Twisted Kitaev quantum double model as local topological order
Shawn X. Cui, César Galindo, Diego Romero
TL;DR
The paper advances the understanding of twisted quantum double phases by embedding the Twisted Kitaev Quantum Double model into the Local Topological Order framework on arbitrary 2D lattices. By mapping general lattices to a canonical triangular lattice and exploiting monomial representations, it provides an explicit ground-state basis and shows the ground-state space forms a quantum error-correcting code. It reformulates LTO for arbitrary lattices and proves that the twisted model satisfies all four LTO axioms for both smooth and rough boundaries, highlighting boundary nets and operator algebras that realize the bulk-boundary correspondence. The results extend known LTO validations (previously for toric code and untwisted models) to the twisted setting, enabling robust topological encoding with a broad lattice flexibility and concrete cohomological data via $\alpha \in Z^3(G,U(1))$.
Abstract
We study the Twisted Kitaev Quantum Double model within the framework of Local Topological Order (LTO).
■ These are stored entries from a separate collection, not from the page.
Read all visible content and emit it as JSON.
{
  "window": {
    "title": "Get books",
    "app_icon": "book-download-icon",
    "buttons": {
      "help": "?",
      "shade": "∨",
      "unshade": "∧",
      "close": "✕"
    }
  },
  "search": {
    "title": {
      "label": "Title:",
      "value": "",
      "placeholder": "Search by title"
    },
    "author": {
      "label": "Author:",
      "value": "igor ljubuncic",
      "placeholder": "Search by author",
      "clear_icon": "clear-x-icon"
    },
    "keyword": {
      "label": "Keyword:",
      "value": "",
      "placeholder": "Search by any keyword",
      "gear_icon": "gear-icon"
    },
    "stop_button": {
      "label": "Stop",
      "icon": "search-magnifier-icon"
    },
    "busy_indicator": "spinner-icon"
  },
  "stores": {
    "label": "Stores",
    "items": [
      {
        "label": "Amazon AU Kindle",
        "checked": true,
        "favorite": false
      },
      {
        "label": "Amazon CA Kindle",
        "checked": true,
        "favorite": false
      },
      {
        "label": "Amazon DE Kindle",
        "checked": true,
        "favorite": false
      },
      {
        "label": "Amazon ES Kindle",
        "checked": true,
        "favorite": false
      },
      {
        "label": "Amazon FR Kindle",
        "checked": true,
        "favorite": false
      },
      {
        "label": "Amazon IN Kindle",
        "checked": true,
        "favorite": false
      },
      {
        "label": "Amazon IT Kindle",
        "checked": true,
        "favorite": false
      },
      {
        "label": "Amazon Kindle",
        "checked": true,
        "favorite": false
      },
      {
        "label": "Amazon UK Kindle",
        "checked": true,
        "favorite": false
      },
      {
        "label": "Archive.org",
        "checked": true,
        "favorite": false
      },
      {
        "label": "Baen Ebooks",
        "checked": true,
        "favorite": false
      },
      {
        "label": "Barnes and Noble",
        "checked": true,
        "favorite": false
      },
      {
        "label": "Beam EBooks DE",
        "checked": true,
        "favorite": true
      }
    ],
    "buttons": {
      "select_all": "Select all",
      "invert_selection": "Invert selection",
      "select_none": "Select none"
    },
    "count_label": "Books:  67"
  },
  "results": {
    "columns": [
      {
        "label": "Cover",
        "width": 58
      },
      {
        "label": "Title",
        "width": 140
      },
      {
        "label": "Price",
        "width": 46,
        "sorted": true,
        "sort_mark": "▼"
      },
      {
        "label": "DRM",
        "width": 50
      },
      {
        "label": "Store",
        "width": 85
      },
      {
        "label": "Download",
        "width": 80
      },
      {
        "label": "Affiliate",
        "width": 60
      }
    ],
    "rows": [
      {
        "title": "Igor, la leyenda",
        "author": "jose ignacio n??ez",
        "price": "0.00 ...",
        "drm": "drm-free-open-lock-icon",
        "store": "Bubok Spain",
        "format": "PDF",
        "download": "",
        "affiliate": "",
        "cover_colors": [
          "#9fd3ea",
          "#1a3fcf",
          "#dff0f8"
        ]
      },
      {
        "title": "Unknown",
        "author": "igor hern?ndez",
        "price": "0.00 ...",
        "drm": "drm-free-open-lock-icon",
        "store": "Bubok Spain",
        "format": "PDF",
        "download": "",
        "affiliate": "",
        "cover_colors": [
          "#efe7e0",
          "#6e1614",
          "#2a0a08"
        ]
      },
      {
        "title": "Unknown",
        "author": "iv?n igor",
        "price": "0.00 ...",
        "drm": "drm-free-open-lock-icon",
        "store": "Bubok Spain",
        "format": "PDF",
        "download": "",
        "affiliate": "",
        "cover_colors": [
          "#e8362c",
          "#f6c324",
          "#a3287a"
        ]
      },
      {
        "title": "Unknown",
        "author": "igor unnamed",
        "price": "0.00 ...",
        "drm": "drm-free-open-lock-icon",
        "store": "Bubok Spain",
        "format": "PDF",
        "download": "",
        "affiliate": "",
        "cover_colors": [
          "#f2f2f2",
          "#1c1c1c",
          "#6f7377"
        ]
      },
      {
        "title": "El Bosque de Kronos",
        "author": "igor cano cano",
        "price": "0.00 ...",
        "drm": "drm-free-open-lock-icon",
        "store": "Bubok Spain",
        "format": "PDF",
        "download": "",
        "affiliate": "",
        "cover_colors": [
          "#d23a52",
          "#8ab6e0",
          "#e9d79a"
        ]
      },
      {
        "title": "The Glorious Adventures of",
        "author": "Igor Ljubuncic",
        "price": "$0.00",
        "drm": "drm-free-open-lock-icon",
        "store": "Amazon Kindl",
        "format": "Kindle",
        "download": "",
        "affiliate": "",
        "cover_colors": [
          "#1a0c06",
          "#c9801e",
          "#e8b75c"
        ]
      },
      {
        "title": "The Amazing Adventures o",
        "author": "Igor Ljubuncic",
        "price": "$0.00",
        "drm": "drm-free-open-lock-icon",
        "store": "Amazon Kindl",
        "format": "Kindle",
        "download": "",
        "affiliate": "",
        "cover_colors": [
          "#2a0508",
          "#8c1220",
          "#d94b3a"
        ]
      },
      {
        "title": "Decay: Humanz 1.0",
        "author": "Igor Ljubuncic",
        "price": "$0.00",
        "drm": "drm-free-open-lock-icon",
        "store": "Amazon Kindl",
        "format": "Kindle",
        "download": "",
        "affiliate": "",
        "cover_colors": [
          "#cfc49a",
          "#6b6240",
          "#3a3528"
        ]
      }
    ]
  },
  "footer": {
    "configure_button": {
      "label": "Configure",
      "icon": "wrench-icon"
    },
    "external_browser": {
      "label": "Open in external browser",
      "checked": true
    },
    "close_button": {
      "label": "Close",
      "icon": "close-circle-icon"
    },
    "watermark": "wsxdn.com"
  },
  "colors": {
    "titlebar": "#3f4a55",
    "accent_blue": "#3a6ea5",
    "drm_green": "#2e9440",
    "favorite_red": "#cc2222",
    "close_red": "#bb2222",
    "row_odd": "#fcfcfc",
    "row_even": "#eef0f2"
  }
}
We extend its definition to arbitrary 2D lattices, enabling an explicit characterization of the ground state space through the invariant spaces of monomial representations. We reformulate the LTO conditions to include general lattices and prove that the twisted model satisfies all four LTO axioms on any 2D lattice. As a corollary, we show that its ground state space is a quantum error-correcting code.